2015 – Elle est tombée. Son corps ne répond plus. Hôpital, valse des médecins, protocoles et mutisme. Quelques mois, le temps de comprendre qu’un cancer la ronge silencieusement depuis deux ans, elle est si fragile, nous avons trouvé un endroit où une équipe va l’accompagner. Nous parlons, elle ne veut pas d’acharnement, elle dicte ses directives anticipées ; nous sommes en France. Puis elle sombre ; pas dans le coma, ses yeux sont grands ouverts mais elle est déjà ailleurs, dans un entre-deux. Elle souffre ; sans doute pas physiquement, mais elle souffre de ce combat. Elle ne veut pas mourir mais elle ne peut plus vivre. Un long mois durant lequel nous la regardons se débattre sans mouvement. Nous sommes tellement impuissants à l’aider, nous nous confrontons dans les larmes, ceux qui acceptent son départ et ceux qui ne peuvent pas. Nous lui prenons la main mais cela ne l’apaise pas. Elle s’en va donc, seule et sans nous. Les soignants nous entourent.
Aucun des trois ne souhaitaient d’acharnement. Pourtant, seuls deux d’entre eux ont accepté leur mort. Je me disais que j’espérais être comme eux le jour venu.
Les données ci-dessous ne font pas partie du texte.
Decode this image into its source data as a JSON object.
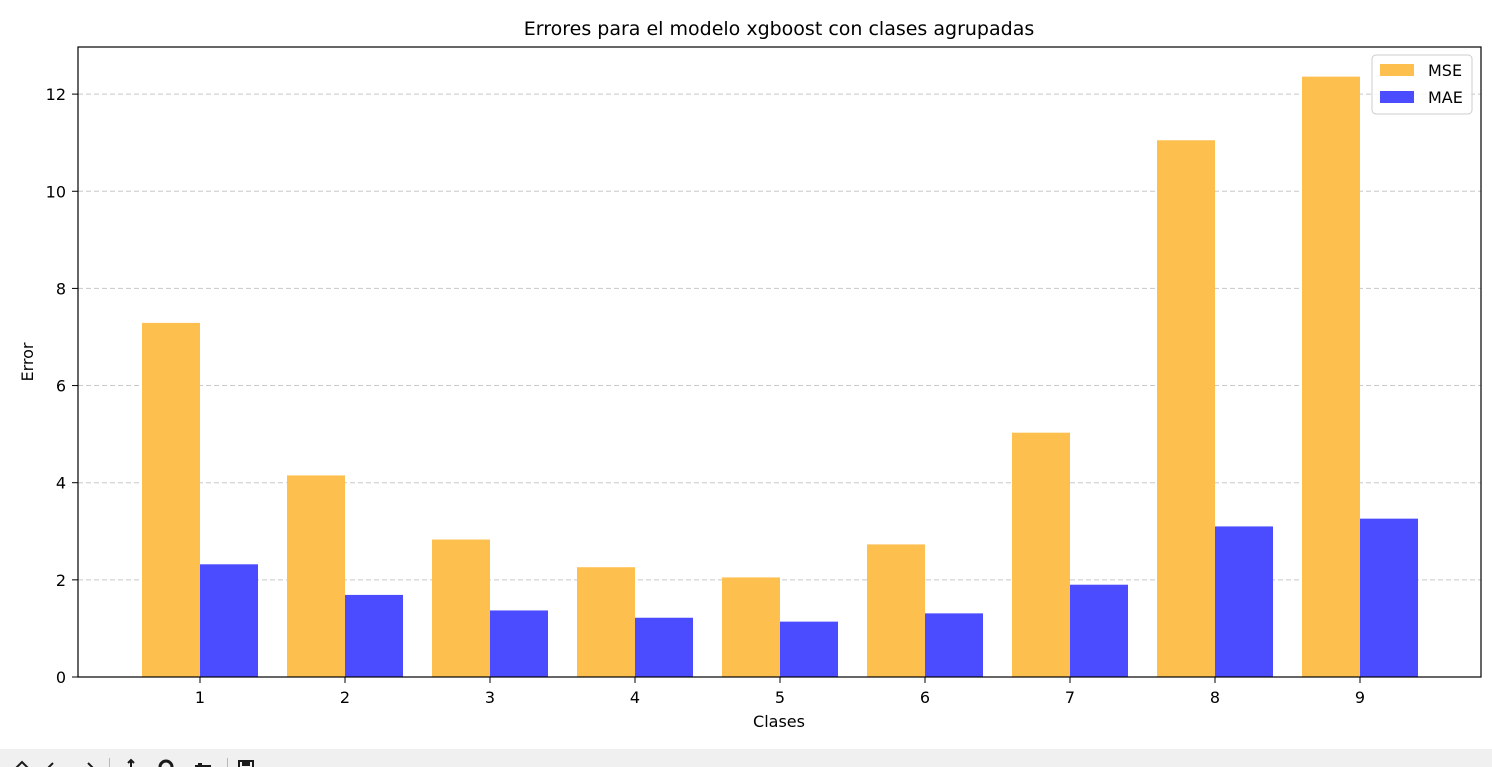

Ces trois personnes m’ont donné la vie et l’ont protégée et nourrie. Elles ont fait de moi, plus que tout autre, ce que je suis aujourd’hui. Pourtant je savais déjà, lorsqu’ils et elles sont partis, que je devrai trouver ma voie singulière. Le moment venu, si j’en ai conscience, je penserai à eux, j’essaierai d’être digne et légère mais je ne pourrai faire taire, au fond de moi, le petit animal qui me dira si la vie est plus forte ou la mort plus douce.

2020 - Deux fois, la mort m’a frôlée. Si je l’avais acceptée par principe, sachant les risques de ma maladie et de son traitement, même si je m’en voulais de partir trop tôt pour mes trop petits, je ne l’ai pas vue, trop occupée à simplement respirer, ces questions ne m’effleuraient plus alors.

Ce que je sais, c’est que la mort déjoue nos projets. Quelle que soit notre position, pour ou contre l’euthanasie, pour ou contre le suicide assisté, rien ne se passe jamais comme nous l’avons prévu. Les décisions à prendre ne sont jamais celles que nous avions anticipé, et les réponses simples et rassurantes se dérobent presque toujours.

Ce dont je suis sûre, absolument, c’est que la mort doit toujours, qu’elle nous semble acceptable ou pas encore, rester le domaine de la dignité, du respect et des choix humains.